By Amaka Agwuegbo
The Managing Director of Lift Above Poverty Organisation, LAPO, Mr. Godwin Ehigiamusoe, has said that microfinance institutions are not a cure-all for poverty that is being experienced in the country.
Speaking on assessing the impact of MFIs on the poor, Ehigiamusoe said, world-over, MFIs are supported by government for them to be able to make meaningful impact on the customers.
“Though microfinance is intervention in poverty alleviation due to the low income of people, but world-over, MFIs are not cure-all for poverty but should be supported by government and other institutions for their impact to be felt.
“This is why in the policy framework of MFBs made room for the establishment of a Development Fund for microfinance banks.

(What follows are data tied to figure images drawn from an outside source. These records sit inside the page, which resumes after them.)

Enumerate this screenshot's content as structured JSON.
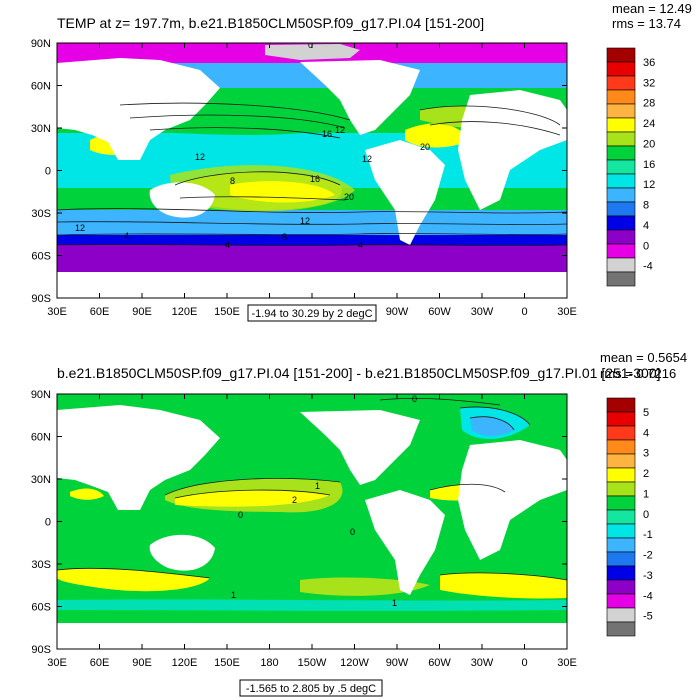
{
  "panels": [
    {
      "title": "TEMP at z= 197.7m, b.e21.B1850CLM50SP.f09_g17.PI.04 [151-200]",
      "stats": {
        "mean": "mean = 12.49",
        "rms": "rms = 13.74"
      },
      "range_note": "-1.94 to 30.29 by 2 degC",
      "contour_labels": [
        "0",
        "12",
        "16",
        "20",
        "12",
        "12",
        "12",
        "4",
        "4",
        "4",
        "20",
        "16",
        "12",
        "8",
        "8"
      ],
      "colorbar": {
        "labels": [
          "36",
          "32",
          "28",
          "24",
          "20",
          "16",
          "12",
          "8",
          "4",
          "0",
          "-4"
        ],
        "colors": [
          "#a50000",
          "#e80000",
          "#ff3a1a",
          "#ff8a1a",
          "#ffb340",
          "#ffff00",
          "#a8e21a",
          "#00d23c",
          "#14e6a0",
          "#00e6e6",
          "#3cb4ff",
          "#1e78f0",
          "#0000e6",
          "#8c00c8",
          "#e600e6",
          "#d2d2d2",
          "#737373"
        ]
      }
    },
    {
      "title": "b.e21.B1850CLM50SP.f09_g17.PI.04 [151-200] - b.e21.B1850CLM50SP.f09_g17.PI.01 [251-300]",
      "stats": {
        "mean": "mean = 0.5654",
        "rms": "rms = 0.7216"
      },
      "range_note": "-1.565 to 2.805 by .5 degC",
      "contour_labels": [
        "0",
        "1",
        "2",
        "0",
        "0",
        "1",
        "1"
      ],
      "colorbar": {
        "labels": [
          "5",
          "4",
          "3",
          "2",
          "1",
          "0",
          "-1",
          "-2",
          "-3",
          "-4",
          "-5"
        ],
        "colors": [
          "#a50000",
          "#e80000",
          "#ff3a1a",
          "#ff8a1a",
          "#ffb340",
          "#ffff00",
          "#a8e21a",
          "#00d23c",
          "#14e6a0",
          "#00e6e6",
          "#3cb4ff",
          "#1e78f0",
          "#0000e6",
          "#8c00c8",
          "#e600e6",
          "#d2d2d2",
          "#737373"
        ]
      }
    }
  ],
  "axes": {
    "lon_ticks": [
      "30E",
      "60E",
      "90E",
      "120E",
      "150E",
      "180",
      "150W",
      "120W",
      "90W",
      "60W",
      "30W",
      "0",
      "30E"
    ],
    "lat_ticks": [
      "90N",
      "60N",
      "30N",
      "0",
      "30S",
      "60S",
      "90S"
    ]
  },
  "colors": {
    "land": "#ffffff",
    "axis": "#000000",
    "contour": "#1a1a1a"
  }
}
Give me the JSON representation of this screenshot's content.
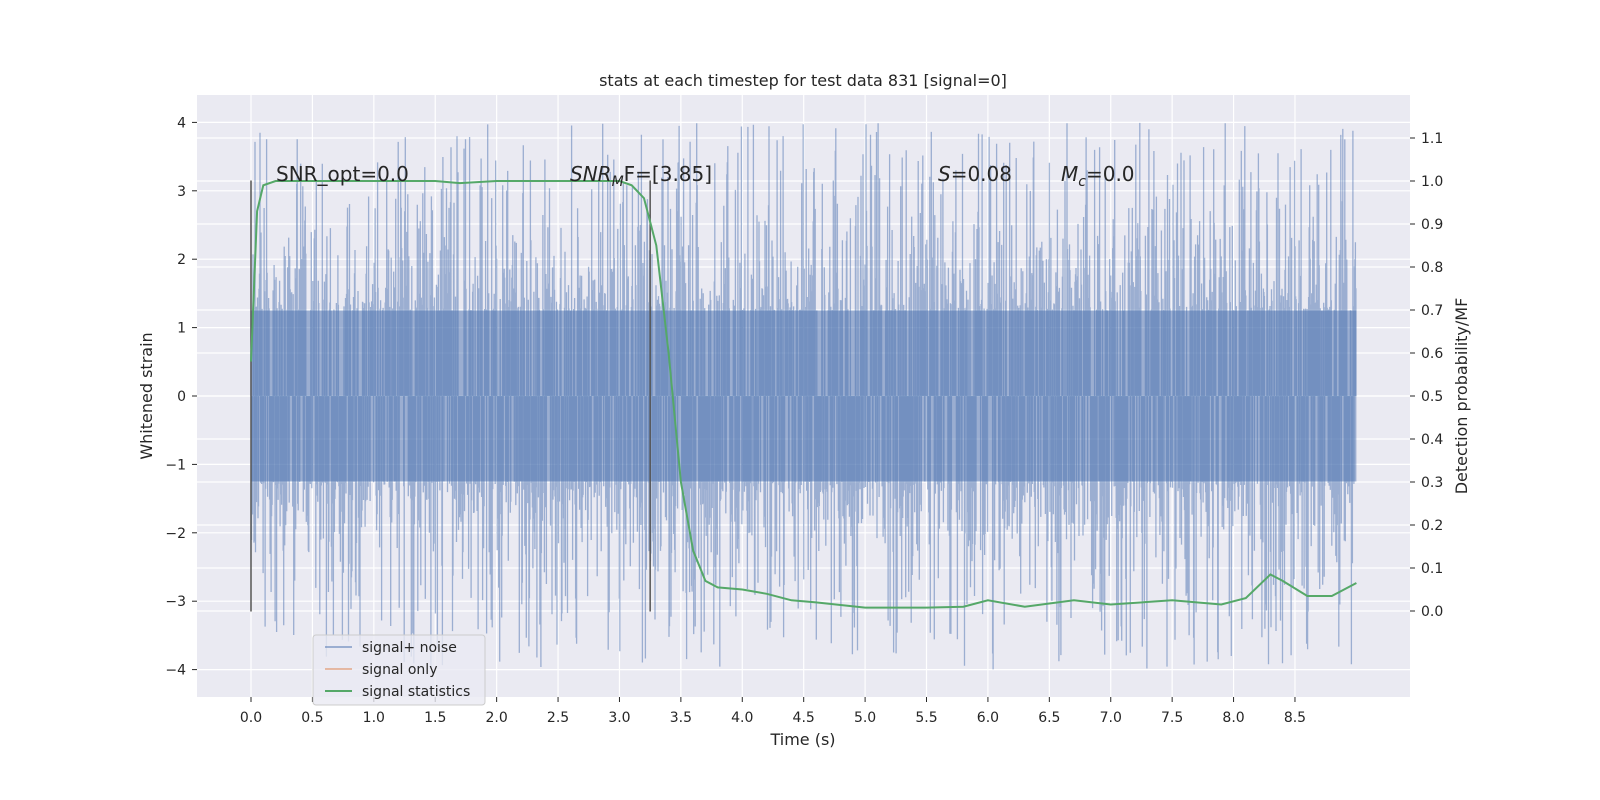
{
  "chart_data": {
    "type": "line",
    "title": "stats at each timestep for test data 831 [signal=0]",
    "xlabel": "Time (s)",
    "ylabel": "Whitened strain",
    "y2label": "Detection probability/MF",
    "xlim": [
      -0.45,
      9.45
    ],
    "ylim": [
      -4.35,
      4.4
    ],
    "y2lim": [
      -0.2,
      1.2
    ],
    "xticks": [
      "0.0",
      "0.5",
      "1.0",
      "1.5",
      "2.0",
      "2.5",
      "3.0",
      "3.5",
      "4.0",
      "4.5",
      "5.0",
      "5.5",
      "6.0",
      "6.5",
      "7.0",
      "7.5",
      "8.0",
      "8.5"
    ],
    "yticks": [
      "4",
      "3",
      "2",
      "1",
      "0",
      "−1",
      "−2",
      "−3",
      "−4"
    ],
    "y2ticks": [
      "0.0",
      "0.1",
      "0.2",
      "0.3",
      "0.4",
      "0.5",
      "0.6",
      "0.7",
      "0.8",
      "0.9",
      "1.0",
      "1.1"
    ],
    "grid": true,
    "legend": {
      "placement": "lower-left",
      "entries": [
        "signal+ noise",
        "signal only",
        "signal statistics"
      ]
    },
    "colors": {
      "noise": "#4c72b0",
      "signal": "#dd8452",
      "stats": "#55a868",
      "bg": "#eaeaf2"
    },
    "annotations": {
      "snr_opt": "SNR_opt=0.0",
      "snr_mf_base": "SNR",
      "snr_mf_sub": "M",
      "snr_mf_rest": "F=[3.85]",
      "s_var": "S",
      "s_rest": "=0.08",
      "mc_var": "M",
      "mc_sub": "c",
      "mc_rest": "=0.0"
    },
    "vlines": {
      "x": [
        0.0,
        3.25
      ],
      "ymin": -3.15,
      "ymax": 3.15
    },
    "noise": {
      "t_start": 0.0,
      "t_end": 9.0,
      "samples": 2200,
      "core_amplitude": 1.25,
      "spike_max": 4.0
    },
    "stats_series": {
      "name": "signal statistics",
      "x": [
        0,
        0.05,
        0.1,
        0.2,
        0.5,
        1.0,
        1.5,
        1.7,
        2.0,
        2.5,
        3.0,
        3.1,
        3.2,
        3.3,
        3.4,
        3.5,
        3.6,
        3.7,
        3.8,
        4.0,
        4.2,
        4.4,
        4.6,
        5.0,
        5.5,
        5.8,
        6.0,
        6.3,
        6.7,
        7.0,
        7.5,
        7.7,
        7.9,
        8.1,
        8.3,
        8.4,
        8.6,
        8.8,
        9.0
      ],
      "y": [
        0.58,
        0.93,
        0.99,
        1.0,
        1.0,
        1.0,
        1.0,
        0.995,
        1.0,
        1.0,
        1.0,
        0.99,
        0.96,
        0.85,
        0.6,
        0.3,
        0.14,
        0.07,
        0.055,
        0.05,
        0.04,
        0.025,
        0.02,
        0.008,
        0.008,
        0.01,
        0.025,
        0.01,
        0.025,
        0.015,
        0.025,
        0.02,
        0.015,
        0.03,
        0.085,
        0.07,
        0.035,
        0.035,
        0.065
      ]
    }
  }
}
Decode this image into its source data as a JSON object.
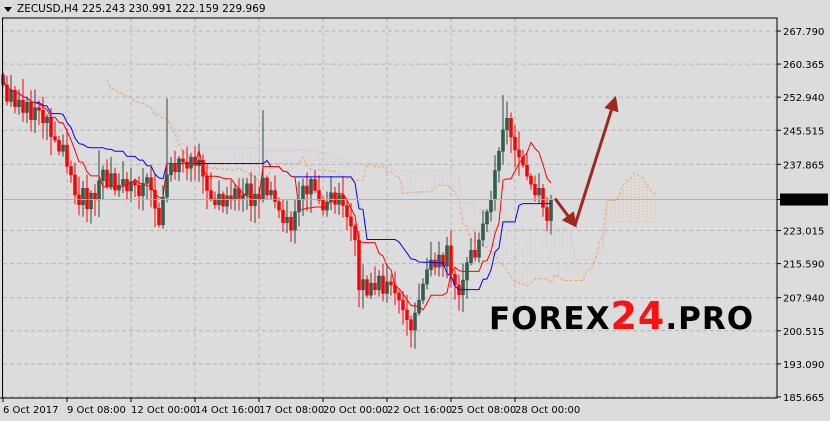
{
  "header": {
    "symbol": "ZECUSD,H4",
    "open": "225.243",
    "high": "230.991",
    "low": "222.159",
    "close": "229.969"
  },
  "watermark": {
    "prefix": "FOREX",
    "number": "24",
    "suffix": ".PRO"
  },
  "colors": {
    "background": "#dcdcdc",
    "bull": "#2f5f50",
    "bear": "#ff0000",
    "tenkan": "#ff0000",
    "kijun": "#0000ff",
    "span_a": "#f4a460",
    "span_b": "#d8bfd8",
    "arrow": "#a0281e",
    "grid": "#b4b4b4"
  },
  "chart_data": {
    "type": "candlestick",
    "timeframe": "H4",
    "indicator": "Ichimoku Kinko Hyo",
    "grid": true,
    "ylim": [
      185.665,
      270.5
    ],
    "y_ticks": [
      "267.790",
      "260.365",
      "252.940",
      "245.515",
      "237.865",
      "229.969",
      "223.015",
      "215.590",
      "207.940",
      "200.515",
      "193.090",
      "185.665"
    ],
    "current_price": "229.969",
    "x_ticks": [
      "6 Oct 2017",
      "9 Oct 08:00",
      "12 Oct 00:00",
      "14 Oct 16:00",
      "17 Oct 08:00",
      "20 Oct 00:00",
      "22 Oct 16:00",
      "25 Oct 08:00",
      "28 Oct 00:00"
    ],
    "first_open": 258.0,
    "closes": [
      255.7,
      252.0,
      254.5,
      250.8,
      252.3,
      249.5,
      251.8,
      247.9,
      250.6,
      250.0,
      247.2,
      248.5,
      244.1,
      243.3,
      240.8,
      242.2,
      237.4,
      235.5,
      231.0,
      228.8,
      232.5,
      227.9,
      231.4,
      229.9,
      234.2,
      236.6,
      233.0,
      235.8,
      232.1,
      233.2,
      234.5,
      231.9,
      234.0,
      233.2,
      230.8,
      233.6,
      234.9,
      232.1,
      228.0,
      224.3,
      230.5,
      235.5,
      237.9,
      236.2,
      239.1,
      238.4,
      237.0,
      239.5,
      237.6,
      238.8,
      235.2,
      232.0,
      230.1,
      228.8,
      231.2,
      228.5,
      230.8,
      229.9,
      232.4,
      230.2,
      231.0,
      233.5,
      228.6,
      231.2,
      229.9,
      234.8,
      231.0,
      232.0,
      229.5,
      227.6,
      224.8,
      226.0,
      223.1,
      227.2,
      229.9,
      233.0,
      231.2,
      234.5,
      232.0,
      229.8,
      227.6,
      229.4,
      231.5,
      228.9,
      231.0,
      228.6,
      226.1,
      224.0,
      220.9,
      209.7,
      212.0,
      208.5,
      211.2,
      209.7,
      212.8,
      208.9,
      211.5,
      210.8,
      209.0,
      207.4,
      205.2,
      203.0,
      200.7,
      204.5,
      207.4,
      211.0,
      214.2,
      216.4,
      214.8,
      217.5,
      215.0,
      219.6,
      213.2,
      210.8,
      208.6,
      211.9,
      215.8,
      218.6,
      217.0,
      220.9,
      224.5,
      227.2,
      229.9,
      236.5,
      240.8,
      245.6,
      248.2,
      244.0,
      241.1,
      239.5,
      237.7,
      235.2,
      233.4,
      231.0,
      232.5,
      228.2,
      225.243,
      229.969
    ],
    "last_bar": {
      "open": 225.243,
      "high": 230.991,
      "low": 222.159,
      "close": 229.969
    },
    "annotations": [
      {
        "type": "arrow",
        "from": {
          "bar": 138,
          "price": 230.2
        },
        "to": {
          "bar": 143,
          "price": 224.2
        }
      },
      {
        "type": "arrow",
        "from": {
          "bar": 143,
          "price": 224.2
        },
        "to": {
          "bar": 153,
          "price": 252.6
        }
      }
    ]
  }
}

“Though LAPO has 335,000 active customers, but it is very clear that relative to the level of poverty in the country, we are just scratching the surface “Since the profiles of the customers of MFIs are made up of low income people that are excluded from the services of commercial banks, it is quite difficult to assess the impact of MFIs using conventional impact assessment tools because they are not always adequate to capture the level of impact being made by the MFIs.
“Assuming a poor woman who is only able to send only one of her child to school is assisted by an MFI to send the others to school, a lot of impact has been made in that family, though people may not notice the impact.”
Ehigiamusoe also commended the commitment of the Central Bank of Nigeria (CBN) in making microfinance work for the active poor by embarking on the certification programme for microfinance practitioners.
“The certification programme for MFI operators would train us on the principles of microfinancing, thus, enable us to positively impact on and grow the sector and nation.”
Established in January 1986, Lift Above Poverty Organisation, LAPO, is a pro-poor social organization that seeks to promote economic empowerment through the provision of financial services on a sustainable basis.